Some people insisted that the past decade and a half of British politics resists satisfying explanation. The only way to think about it is as a psychodrama enacted, for the most part, by a small group of middle-aged men who went to élite private schools, studied at the University of Oxford, and have been climbing and chucking one another off the ladder of British public life—the cursus honorum, as Johnson once called it—ever since. The Conservative Party, whose history goes back some three hundred and fifty years, aids this theory by not having anything as vulgar as an ideology. “They’re not on a mission to do X, Y, or Z,” as a former senior adviser explained. “You win and you govern because we are better at it, right?”
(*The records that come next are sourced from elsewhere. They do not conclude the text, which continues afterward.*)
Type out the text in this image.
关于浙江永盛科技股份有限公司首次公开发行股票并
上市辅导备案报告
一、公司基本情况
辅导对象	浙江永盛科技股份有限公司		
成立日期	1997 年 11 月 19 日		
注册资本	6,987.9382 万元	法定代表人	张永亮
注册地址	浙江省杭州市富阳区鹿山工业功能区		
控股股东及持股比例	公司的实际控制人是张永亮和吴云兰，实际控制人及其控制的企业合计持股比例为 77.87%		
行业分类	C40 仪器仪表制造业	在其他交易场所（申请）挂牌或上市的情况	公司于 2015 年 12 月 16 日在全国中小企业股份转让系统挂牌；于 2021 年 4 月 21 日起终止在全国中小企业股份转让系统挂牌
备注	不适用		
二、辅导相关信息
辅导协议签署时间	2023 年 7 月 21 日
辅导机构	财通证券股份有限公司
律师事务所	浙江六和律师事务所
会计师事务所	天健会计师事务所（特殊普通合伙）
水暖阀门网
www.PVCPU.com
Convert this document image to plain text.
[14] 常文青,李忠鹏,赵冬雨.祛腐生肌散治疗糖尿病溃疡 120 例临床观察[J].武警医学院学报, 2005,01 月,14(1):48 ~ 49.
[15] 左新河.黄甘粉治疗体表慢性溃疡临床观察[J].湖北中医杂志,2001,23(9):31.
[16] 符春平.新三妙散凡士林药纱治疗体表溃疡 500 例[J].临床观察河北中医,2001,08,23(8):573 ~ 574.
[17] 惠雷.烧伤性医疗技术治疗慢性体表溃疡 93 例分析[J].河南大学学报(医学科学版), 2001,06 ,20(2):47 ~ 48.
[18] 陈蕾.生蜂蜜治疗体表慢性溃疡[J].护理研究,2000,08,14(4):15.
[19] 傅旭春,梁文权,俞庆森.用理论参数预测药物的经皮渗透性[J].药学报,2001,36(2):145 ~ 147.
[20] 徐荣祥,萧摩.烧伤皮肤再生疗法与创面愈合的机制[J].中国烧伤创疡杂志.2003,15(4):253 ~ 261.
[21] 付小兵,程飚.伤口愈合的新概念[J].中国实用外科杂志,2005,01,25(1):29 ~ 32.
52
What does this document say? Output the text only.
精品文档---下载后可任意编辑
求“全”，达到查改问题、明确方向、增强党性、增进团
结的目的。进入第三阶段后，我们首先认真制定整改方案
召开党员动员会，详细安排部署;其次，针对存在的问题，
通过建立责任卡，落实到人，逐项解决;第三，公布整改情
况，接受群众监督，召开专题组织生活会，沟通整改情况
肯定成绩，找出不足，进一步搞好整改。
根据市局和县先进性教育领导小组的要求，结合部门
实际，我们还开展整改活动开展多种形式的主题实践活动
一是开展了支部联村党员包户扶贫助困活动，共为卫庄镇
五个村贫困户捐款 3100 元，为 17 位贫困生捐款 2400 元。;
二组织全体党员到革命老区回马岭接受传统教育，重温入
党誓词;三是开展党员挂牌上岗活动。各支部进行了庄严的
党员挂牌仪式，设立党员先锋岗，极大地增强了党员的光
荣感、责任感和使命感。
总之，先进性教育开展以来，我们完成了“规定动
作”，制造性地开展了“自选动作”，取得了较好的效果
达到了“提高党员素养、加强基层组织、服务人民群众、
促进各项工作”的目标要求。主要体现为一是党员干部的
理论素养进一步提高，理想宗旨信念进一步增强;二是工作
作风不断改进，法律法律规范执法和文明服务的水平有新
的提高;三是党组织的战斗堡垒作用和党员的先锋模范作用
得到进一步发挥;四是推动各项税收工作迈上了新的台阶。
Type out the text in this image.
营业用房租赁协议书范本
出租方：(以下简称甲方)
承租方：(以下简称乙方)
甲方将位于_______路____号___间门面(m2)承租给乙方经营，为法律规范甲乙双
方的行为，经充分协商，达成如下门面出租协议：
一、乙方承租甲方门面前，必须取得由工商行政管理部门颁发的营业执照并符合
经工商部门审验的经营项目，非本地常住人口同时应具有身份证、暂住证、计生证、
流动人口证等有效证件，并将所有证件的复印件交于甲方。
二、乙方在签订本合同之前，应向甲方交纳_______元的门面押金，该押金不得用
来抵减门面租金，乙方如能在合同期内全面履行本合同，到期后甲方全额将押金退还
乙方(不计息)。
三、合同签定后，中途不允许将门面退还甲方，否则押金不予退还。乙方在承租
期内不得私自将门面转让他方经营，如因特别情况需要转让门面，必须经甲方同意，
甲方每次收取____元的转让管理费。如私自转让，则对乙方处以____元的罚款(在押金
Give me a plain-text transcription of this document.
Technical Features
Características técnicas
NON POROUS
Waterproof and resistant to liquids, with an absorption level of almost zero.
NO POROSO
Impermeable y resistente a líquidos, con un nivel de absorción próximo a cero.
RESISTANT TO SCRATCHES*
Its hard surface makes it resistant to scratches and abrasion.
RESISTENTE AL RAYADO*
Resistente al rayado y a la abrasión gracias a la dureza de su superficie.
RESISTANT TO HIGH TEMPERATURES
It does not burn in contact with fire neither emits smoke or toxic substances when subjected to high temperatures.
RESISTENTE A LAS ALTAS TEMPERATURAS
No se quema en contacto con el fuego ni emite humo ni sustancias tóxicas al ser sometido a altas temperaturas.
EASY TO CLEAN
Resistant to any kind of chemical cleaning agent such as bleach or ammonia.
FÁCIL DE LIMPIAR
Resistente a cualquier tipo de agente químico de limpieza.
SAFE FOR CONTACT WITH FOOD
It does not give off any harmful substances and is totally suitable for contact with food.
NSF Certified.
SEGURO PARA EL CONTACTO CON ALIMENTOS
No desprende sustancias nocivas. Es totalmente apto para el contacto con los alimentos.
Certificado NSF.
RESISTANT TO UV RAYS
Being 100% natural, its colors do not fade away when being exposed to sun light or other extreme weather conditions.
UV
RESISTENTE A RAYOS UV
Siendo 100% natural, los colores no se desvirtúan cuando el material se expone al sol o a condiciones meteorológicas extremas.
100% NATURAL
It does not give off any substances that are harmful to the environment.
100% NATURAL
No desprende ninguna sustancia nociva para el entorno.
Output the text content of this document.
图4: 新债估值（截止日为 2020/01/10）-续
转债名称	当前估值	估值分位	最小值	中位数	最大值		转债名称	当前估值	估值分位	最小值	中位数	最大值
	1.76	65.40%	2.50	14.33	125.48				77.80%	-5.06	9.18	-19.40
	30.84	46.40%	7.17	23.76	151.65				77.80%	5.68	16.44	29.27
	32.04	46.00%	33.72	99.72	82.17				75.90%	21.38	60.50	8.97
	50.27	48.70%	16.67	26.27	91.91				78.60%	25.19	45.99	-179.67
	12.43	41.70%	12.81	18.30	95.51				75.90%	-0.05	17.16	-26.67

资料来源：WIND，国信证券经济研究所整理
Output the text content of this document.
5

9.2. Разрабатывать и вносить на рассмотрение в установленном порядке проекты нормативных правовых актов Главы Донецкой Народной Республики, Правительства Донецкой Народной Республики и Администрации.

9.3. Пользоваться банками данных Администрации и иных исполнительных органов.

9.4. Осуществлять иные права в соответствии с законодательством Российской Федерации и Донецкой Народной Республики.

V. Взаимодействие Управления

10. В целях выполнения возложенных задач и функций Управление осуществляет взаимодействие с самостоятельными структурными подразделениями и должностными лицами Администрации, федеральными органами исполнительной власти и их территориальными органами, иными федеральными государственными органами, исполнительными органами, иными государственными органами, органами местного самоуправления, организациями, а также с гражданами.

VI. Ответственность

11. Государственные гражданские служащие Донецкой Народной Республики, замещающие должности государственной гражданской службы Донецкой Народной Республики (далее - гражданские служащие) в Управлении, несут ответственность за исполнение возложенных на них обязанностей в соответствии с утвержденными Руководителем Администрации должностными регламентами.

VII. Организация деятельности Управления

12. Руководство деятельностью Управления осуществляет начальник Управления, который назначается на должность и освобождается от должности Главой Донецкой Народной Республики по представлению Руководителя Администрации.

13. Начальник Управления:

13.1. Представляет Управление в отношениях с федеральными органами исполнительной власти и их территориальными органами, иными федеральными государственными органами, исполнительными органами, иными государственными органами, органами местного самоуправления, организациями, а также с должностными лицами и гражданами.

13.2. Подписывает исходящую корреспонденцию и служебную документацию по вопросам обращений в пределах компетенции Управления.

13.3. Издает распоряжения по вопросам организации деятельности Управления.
Another way to think about these years is to consider them in psychological, or theoretical, terms. In “Heroic Failure,” the Irish journalist Fintan O’Toole explains Brexit by describing Britain’s fall from imperial nation to “occupied colony” of the E.U., and the rise of a powerful English nationalism as a result. Last year, Abby Innes, a scholar at the London School of Economics, published “Late Soviet Britain: Why Materialist Utopias Fail,” which argues that, since Thatcher, Britain’s political mainstream has become as devoted to particular ideas about running the state—a default commitment to competition, markets, and forms of privatization—as Brezhnev’s U.S.S.R. ever was. “The resulting regime,” Innes writes, “has proved anything but stable.”